The technologist also believes that, in order to generate genuine trust in these technologies, it is essential that their value is distributed. Whilst Penn recognises that AI is augmenting human capabilities, he believes that, for the time being, there are no signs of AI benefiting the common good. "Nothing today gives us grounds to expect that anything will change. The promising future that was sold to us is not quite as bright as promised; not, at least, until we have social protection and benefits", he adds.
Penn also believes that the name "artificial intelligence" is a hoax since the technology is not intelligent.
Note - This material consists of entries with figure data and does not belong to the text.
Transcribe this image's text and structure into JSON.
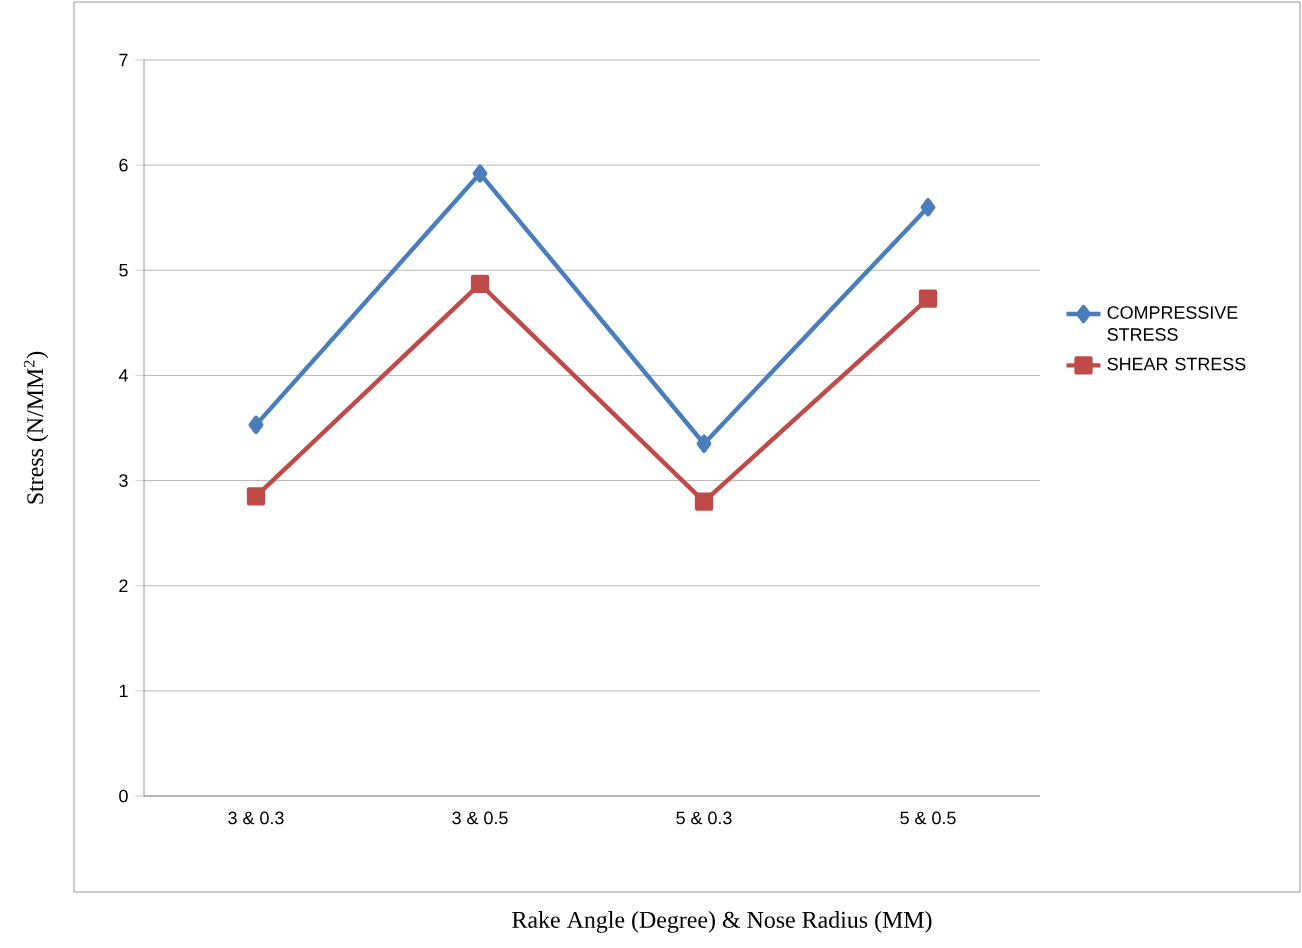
{
  "chart_data": {
    "type": "line",
    "xlabel": "Rake Angle (Degree) & Nose Radius (MM)",
    "ylabel": "Stress (N/MM$^{2}$)",
    "categories": [
      "3 & 0.3",
      "3 & 0.5",
      "5 & 0.3",
      "5 & 0.5"
    ],
    "series": [
      {
        "name": "COMPRESSIVE STRESS",
        "color": "#4a7ebb",
        "marker": "diamond",
        "values": [
          3.53,
          5.92,
          3.35,
          5.6
        ]
      },
      {
        "name": "SHEAR STRESS",
        "color": "#be4b48",
        "marker": "square",
        "values": [
          2.85,
          4.87,
          2.8,
          4.73
        ]
      }
    ],
    "ylim": [
      0,
      7
    ],
    "yticks": [
      0,
      1,
      2,
      3,
      4,
      5,
      6,
      7
    ],
    "grid": "y",
    "legend": "right"
  }
}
He thinks that a more appropriate name would be 'complex information processing'. However, of course, that name is not appealing. As a historian of science, he recalls that, at the very beginning, AI was focused on solving problems, not on intelligence. The technology was centred on human behaviour, something closer to Hosagrahar's vision of people-centred development.
The dilemma of ethical technology is not one. There are many. In the business arena, there are contradictions between moral duty, the desire to maximise profits, and obligations to shareholders. In the field of ethics, there are dilemmas of shared values, ethical frameworks and theories. In Governance, the dilemma comes from the struggle between the forces that strive to perpetuate the status quo and those that advocate for a change in the system and its development model. In the sphere of research, the dilemmas lie between pursuing the efficiency, or to really imitate human intelligence instead. In terms of suitability, the dilemma is whether or not to create a technology if it does not address a human need and, instead, represents a threat to humanity. There is a dilemma even with the naming of AI, does it deserve to be called 'intelligence'?
Nobody said it would be easy, but being aware of the obstacles on the road is the first step to overcoming them. Let us take advantage, while we still have the chance.